Retention in care among people living with HIV initiated on ART the same day of HIV diagnosis in Mpigi District
Abstract
Introduction: Retention in HIV care following same-day ART initiation is a critical element that is closely associated with optimal individual and public health outcomes. The People Living with HIV who are retained tend to have better survival, improved health, and achieve viral load suppression. The study determined the prevalence of retention and its predictors at 24 months following same-day ART initiation at public facilities.
Methods: This was a retrospective cohort design involving analysis of program data in the period January to June 2020 and final outcome determined by June 2022 at public facilities. The quantitative data determined the proportion of PLHIV retained in care and associated predictors. Qualitative explored enablers and reasons for non-retention. The quantitative data was extracted from EMR, ART cards, HTS, and ART registers. Key Informants Interviews with clinicians and nurses in ART clinics and FGDs with PLHIV on ART were conducted. Quantitative data was analyzed using Stata version 17.0, descriptive statistics, bivariate and multivariate modified Poisson regression analysis was done. Qualitative data analysis involved coding and thematic content analysis.

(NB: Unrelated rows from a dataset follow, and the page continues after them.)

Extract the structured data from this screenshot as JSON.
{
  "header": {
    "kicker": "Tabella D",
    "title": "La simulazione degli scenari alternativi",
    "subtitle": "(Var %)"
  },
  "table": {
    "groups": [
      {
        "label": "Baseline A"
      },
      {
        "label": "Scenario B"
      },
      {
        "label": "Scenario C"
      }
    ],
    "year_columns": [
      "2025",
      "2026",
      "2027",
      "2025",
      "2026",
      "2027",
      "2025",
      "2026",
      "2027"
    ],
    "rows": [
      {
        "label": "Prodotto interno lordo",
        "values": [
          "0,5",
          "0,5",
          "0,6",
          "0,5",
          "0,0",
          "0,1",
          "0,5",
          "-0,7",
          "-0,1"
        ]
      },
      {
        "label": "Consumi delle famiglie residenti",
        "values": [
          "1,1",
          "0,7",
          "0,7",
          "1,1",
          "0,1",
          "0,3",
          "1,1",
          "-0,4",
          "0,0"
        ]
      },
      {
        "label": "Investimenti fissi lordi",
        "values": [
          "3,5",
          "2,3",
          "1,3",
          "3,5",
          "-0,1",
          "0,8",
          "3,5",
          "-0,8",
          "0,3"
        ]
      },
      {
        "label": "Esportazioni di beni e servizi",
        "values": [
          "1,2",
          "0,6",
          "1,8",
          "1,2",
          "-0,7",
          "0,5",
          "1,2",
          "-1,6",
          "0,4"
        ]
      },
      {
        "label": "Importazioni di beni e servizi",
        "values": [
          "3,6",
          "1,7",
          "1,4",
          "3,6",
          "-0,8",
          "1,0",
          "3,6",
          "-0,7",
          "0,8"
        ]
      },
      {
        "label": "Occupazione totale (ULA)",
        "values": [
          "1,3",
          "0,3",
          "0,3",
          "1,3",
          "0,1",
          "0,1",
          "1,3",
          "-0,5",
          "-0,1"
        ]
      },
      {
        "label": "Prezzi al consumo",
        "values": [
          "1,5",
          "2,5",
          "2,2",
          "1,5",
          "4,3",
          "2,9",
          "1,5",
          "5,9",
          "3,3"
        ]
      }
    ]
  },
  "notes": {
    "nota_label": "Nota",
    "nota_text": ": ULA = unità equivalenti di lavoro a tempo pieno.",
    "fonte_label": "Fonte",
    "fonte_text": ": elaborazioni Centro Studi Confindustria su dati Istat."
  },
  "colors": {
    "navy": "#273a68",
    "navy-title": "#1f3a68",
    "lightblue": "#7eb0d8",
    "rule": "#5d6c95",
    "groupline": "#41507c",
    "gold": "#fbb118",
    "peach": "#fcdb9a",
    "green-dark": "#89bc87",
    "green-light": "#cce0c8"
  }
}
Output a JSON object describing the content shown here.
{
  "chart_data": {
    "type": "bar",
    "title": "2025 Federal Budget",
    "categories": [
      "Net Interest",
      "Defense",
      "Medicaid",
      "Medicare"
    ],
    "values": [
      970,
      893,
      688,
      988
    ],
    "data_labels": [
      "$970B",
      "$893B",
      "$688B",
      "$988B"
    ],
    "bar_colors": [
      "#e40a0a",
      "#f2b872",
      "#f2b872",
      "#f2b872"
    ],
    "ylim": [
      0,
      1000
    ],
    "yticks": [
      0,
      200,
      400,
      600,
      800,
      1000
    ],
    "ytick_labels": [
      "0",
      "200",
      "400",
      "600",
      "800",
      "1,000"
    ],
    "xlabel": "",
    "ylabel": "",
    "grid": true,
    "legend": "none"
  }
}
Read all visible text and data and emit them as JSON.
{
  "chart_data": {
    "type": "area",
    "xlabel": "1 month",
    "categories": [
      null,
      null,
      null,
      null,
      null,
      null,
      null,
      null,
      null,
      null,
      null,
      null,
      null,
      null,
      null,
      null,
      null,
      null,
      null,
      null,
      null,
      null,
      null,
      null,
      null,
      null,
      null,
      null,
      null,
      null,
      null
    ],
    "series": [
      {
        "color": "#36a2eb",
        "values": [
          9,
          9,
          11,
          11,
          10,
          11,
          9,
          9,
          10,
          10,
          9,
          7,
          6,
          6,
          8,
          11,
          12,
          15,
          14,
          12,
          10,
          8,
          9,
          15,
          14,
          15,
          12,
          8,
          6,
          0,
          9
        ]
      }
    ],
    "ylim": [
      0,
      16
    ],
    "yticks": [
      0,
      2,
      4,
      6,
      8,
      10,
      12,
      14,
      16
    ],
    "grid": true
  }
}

Results: A sample of 416 People Living with HIV was extracted from ART registers and EMR, and 405 People Living with HIV were included in the final analysis. The median age was 29(23-38) years with interquartile range Q1-Q3. Females were 64.4% and males 35.6%. Most of the participants (70.9%) were married, never married (17.5%) and 9.9% had divorced or separated. The majority were in clinical stage I (86.4), and Stage II (10.4%) while Stage III and IV were 3%. Those with CD4 cell count greater than 200 Cells were 80.6%, less than 200 cell count (19.4%) while Normal BMI (57.5%), pre-obese (19.3%), underweight(17.3%%) and obese (5.9%). The prevalence of retention was 46.2% (187). PLHIV with less than 3-month refills and a history of missing appointments were less likely to be retained in HIV care aPR 0.63 (0.51-0.79)) and aPR 0.72 (0.63-0.83) respectively. There was no significant difference in retention by age and sex. Peer and social network support, disclosure, use of counsellors, longer ARV refills, Community ART refills, privacy, confidentiality, telephone reminders, and home visits were facilitators of retention in HIV care while stigma, discrimination, ARV shortages, faith, traditional beliefs and suboptimal relationship with health workers hindered retention in HIV care among PLHIV.
Conclusion: Retention in HIV care following same-day ART initiation is low. However, multi-month dispensing and peer support play a pivotal role in improving retention following same-day ART initiation. The Ministry of health needs to enhance the peer support system in HIV clinics through capacity-building efforts and training on minimum HIV packages.